The E.U. law on copyright filtering and link tax will take a 2-year grace period in every single E.U. member state, including the U.K. had it not been fully Brexited. Every single platform if it is commercial will only be around for no more than three years, it should contain no more than five million visitors, or make less than 10 million Euros within that period. Short length clips featuring parody is still legal and all commercial platforms and sites in any E.U. member state that wants to implement it until that point will have to prepare for the worst. I cannot be certain if the same ambigious limits would be the same for non-commercial ones too.
Given the not so sophisticated filtering technology for such a hastily passed law, replacing an 18-year old version and a narrow rejection to remove Article 13 at the last minute just today, I suspect that even content that comes from Europe will not be available here in the U.S. and other countries. This makes it look like as if Europe is following China's lead. This means even non-EU citizens who want to do business with EU citizens or just to get content made by them will have two full years, maybe less before it fully becomes law. Any of those left behind that reject the implementation after that grace period is going to be slammed very hard by their Parliament.
If I see any drastic changes to the terms of service on any place I go to that associate with E.U. policies despite not being a citizen of Europe, know that my time on the Internet would be ending from that point, because I love using it, I been using it for years since. Even my family and friends all over the world would eventually find out they cannot use the Internet as often because of this in place. Right now, it is not happening immediately like the downfall of Net Neutrality back last year, so we have time.

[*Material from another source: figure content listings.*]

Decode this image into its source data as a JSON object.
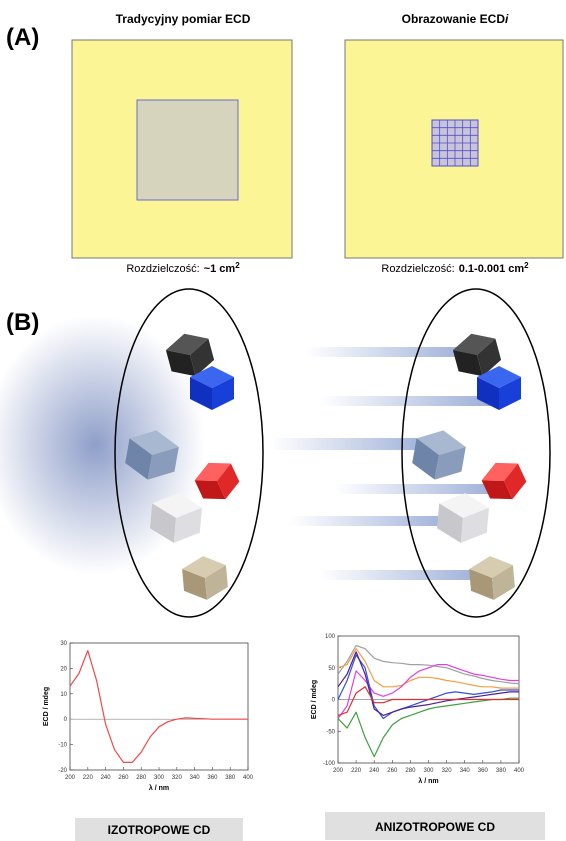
{
  "panel_a": {
    "label": "(A)",
    "left": {
      "title": "Tradycyjny pomiar ECD",
      "resolution_label": "Rozdzielczość:",
      "resolution_value": "~1 cm",
      "resolution_exponent": "2"
    },
    "right": {
      "title": "Obrazowanie ECD",
      "title_italic": "i",
      "resolution_label": "Rozdzielczość:",
      "resolution_value": "0.1-0.001 cm",
      "resolution_exponent": "2"
    }
  },
  "panel_b": {
    "label": "(B)",
    "left_caption": "IZOTROPOWE CD",
    "right_caption": "ANIZOTROPOWE CD"
  },
  "chart_data": [
    {
      "type": "line",
      "x_label": "λ / nm",
      "y_label": "ECD / mdeg",
      "x": [
        200,
        210,
        220,
        230,
        240,
        250,
        260,
        270,
        280,
        290,
        300,
        310,
        320,
        330,
        340,
        350,
        360,
        370,
        380,
        390,
        400
      ],
      "series": [
        {
          "color": "#f04848",
          "values": [
            13,
            18,
            27,
            15,
            -2,
            -12,
            -17,
            -17,
            -13,
            -7,
            -3,
            -1,
            0,
            0.5,
            0.3,
            0.2,
            0,
            0,
            0,
            0,
            0
          ]
        }
      ],
      "xlim": [
        200,
        400
      ],
      "xticks": [
        200,
        220,
        240,
        260,
        280,
        300,
        320,
        340,
        360,
        380,
        400
      ],
      "ylim": [
        -20,
        30
      ],
      "yticks": [
        -20,
        -10,
        0,
        10,
        20,
        30
      ],
      "zero_line": true
    },
    {
      "type": "line",
      "x_label": "λ / nm",
      "y_label": "ECD / mdeg",
      "x": [
        200,
        210,
        220,
        230,
        240,
        250,
        260,
        270,
        280,
        290,
        300,
        310,
        320,
        330,
        340,
        350,
        360,
        370,
        380,
        390,
        400
      ],
      "series": [
        {
          "color": "#a0a0a0",
          "values": [
            40,
            60,
            85,
            80,
            65,
            60,
            58,
            57,
            55,
            55,
            54,
            52,
            50,
            45,
            40,
            37,
            33,
            30,
            28,
            26,
            25
          ]
        },
        {
          "color": "#f0a040",
          "values": [
            50,
            55,
            80,
            60,
            30,
            20,
            20,
            22,
            30,
            35,
            35,
            33,
            30,
            28,
            25,
            22,
            20,
            20,
            18,
            18,
            18
          ]
        },
        {
          "color": "#e040e0",
          "values": [
            -30,
            -10,
            45,
            30,
            10,
            5,
            10,
            20,
            35,
            45,
            50,
            55,
            55,
            50,
            45,
            40,
            38,
            35,
            32,
            30,
            30
          ]
        },
        {
          "color": "#3050e0",
          "values": [
            0,
            30,
            70,
            50,
            -10,
            -30,
            -20,
            -15,
            -10,
            -5,
            0,
            5,
            10,
            12,
            10,
            8,
            10,
            12,
            15,
            15,
            15
          ]
        },
        {
          "color": "#502090",
          "values": [
            20,
            40,
            75,
            40,
            -15,
            -25,
            -20,
            -15,
            -12,
            -10,
            -8,
            -5,
            -2,
            0,
            2,
            4,
            6,
            8,
            10,
            12,
            12
          ]
        },
        {
          "color": "#40a040",
          "values": [
            -30,
            -45,
            -20,
            -60,
            -90,
            -60,
            -40,
            -30,
            -25,
            -20,
            -15,
            -12,
            -10,
            -8,
            -6,
            -4,
            -2,
            0,
            0,
            2,
            2
          ]
        },
        {
          "color": "#e03030",
          "values": [
            -25,
            -20,
            10,
            20,
            -5,
            -5,
            0,
            0,
            0,
            0,
            0,
            0,
            0,
            0,
            0,
            0,
            0,
            0,
            0,
            0,
            0
          ]
        }
      ],
      "xlim": [
        200,
        400
      ],
      "xticks": [
        200,
        220,
        240,
        260,
        280,
        300,
        320,
        340,
        360,
        380,
        400
      ],
      "ylim": [
        -100,
        100
      ],
      "yticks": [
        -100,
        -50,
        0,
        50,
        100
      ],
      "zero_line": true
    }
  ]
}
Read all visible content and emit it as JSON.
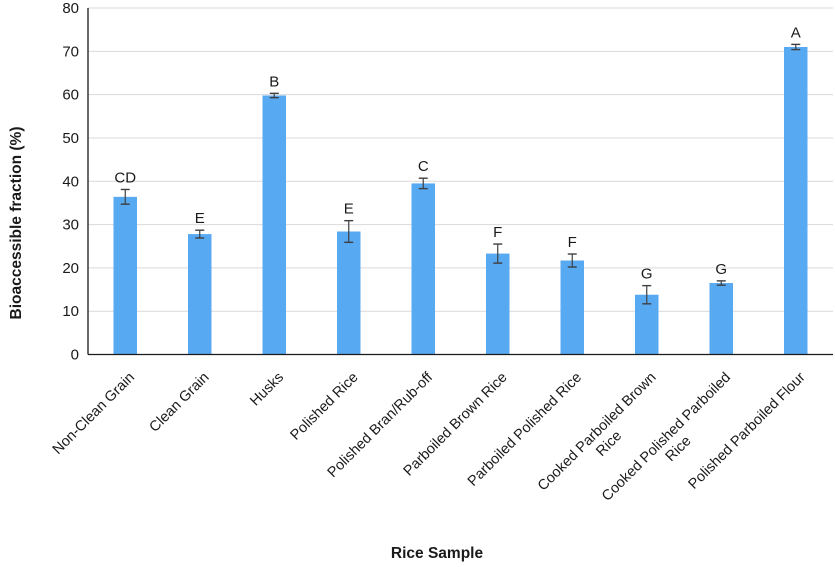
{
  "figure": {
    "background": "#ffffff"
  },
  "chart_data": {
    "type": "bar",
    "title": "",
    "xlabel": "Rice Sample",
    "ylabel": "Bioaccessible fraction (%)",
    "ylim": [
      0,
      80
    ],
    "ytick_step": 10,
    "yticks": [
      0,
      10,
      20,
      30,
      40,
      50,
      60,
      70,
      80
    ],
    "grid": true,
    "legend": "none",
    "bar_color": "#57A9F2",
    "error_bar_color": "#3f3f3f",
    "gridline_color": "#d9d9d9",
    "axis_color": "#1a1a1a",
    "categories": [
      "Non-Clean Grain",
      "Clean Grain",
      "Husks",
      "Polished Rice",
      "Polished Bran/Rub-off",
      "Parboiled Brown Rice",
      "Parboiled Polished Rice",
      "Cooked Parboiled Brown Rice",
      "Cooked Polished Parboiled Rice",
      "Polished Parboiled Flour"
    ],
    "category_label_lines": [
      [
        "Non-Clean Grain"
      ],
      [
        "Clean Grain"
      ],
      [
        "Husks"
      ],
      [
        "Polished Rice"
      ],
      [
        "Polished Bran/Rub-off"
      ],
      [
        "Parboiled Brown Rice"
      ],
      [
        "Parboiled Polished Rice"
      ],
      [
        "Cooked Parboiled Brown",
        "Rice"
      ],
      [
        "Cooked Polished Parboiled",
        "Rice"
      ],
      [
        "Polished Parboiled Flour"
      ]
    ],
    "values": [
      36.4,
      27.8,
      59.8,
      28.4,
      39.5,
      23.3,
      21.7,
      13.8,
      16.5,
      71.0
    ],
    "errors": [
      1.7,
      0.9,
      0.5,
      2.5,
      1.2,
      2.2,
      1.5,
      2.1,
      0.5,
      0.6
    ],
    "significance_letters": [
      "CD",
      "E",
      "B",
      "E",
      "C",
      "F",
      "F",
      "G",
      "G",
      "A"
    ]
  }
}
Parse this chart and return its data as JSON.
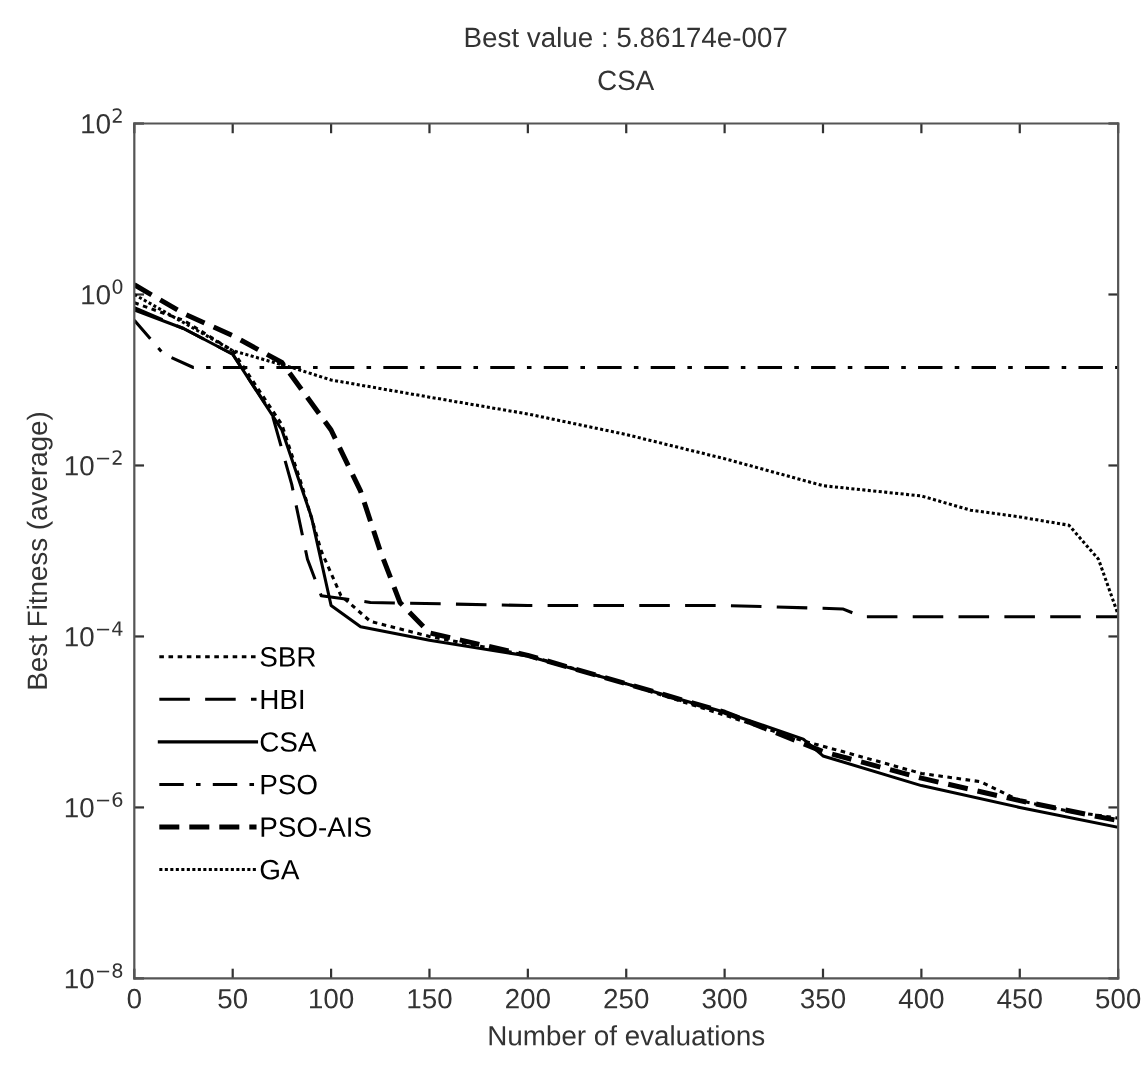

Edit: The Directive isn't truly a law right now despite the passing, April 15 is E.U.'s "second wind" chance to make the E.U. reject the becoming law part and if they reject it, it'll just be tossed back to the drawing board where they'll try again. Oh, and did I not even mention they changed the numbers in order to fool Europeans from 11 and 13 to 15 and 17? That is utterly preposterous. Since we're already that deep into the month, after this week is over, they'll likely make it law and it will take three weeks to enforce it, but two years still for E.U. member states to figure out what their new laws will be for their courts.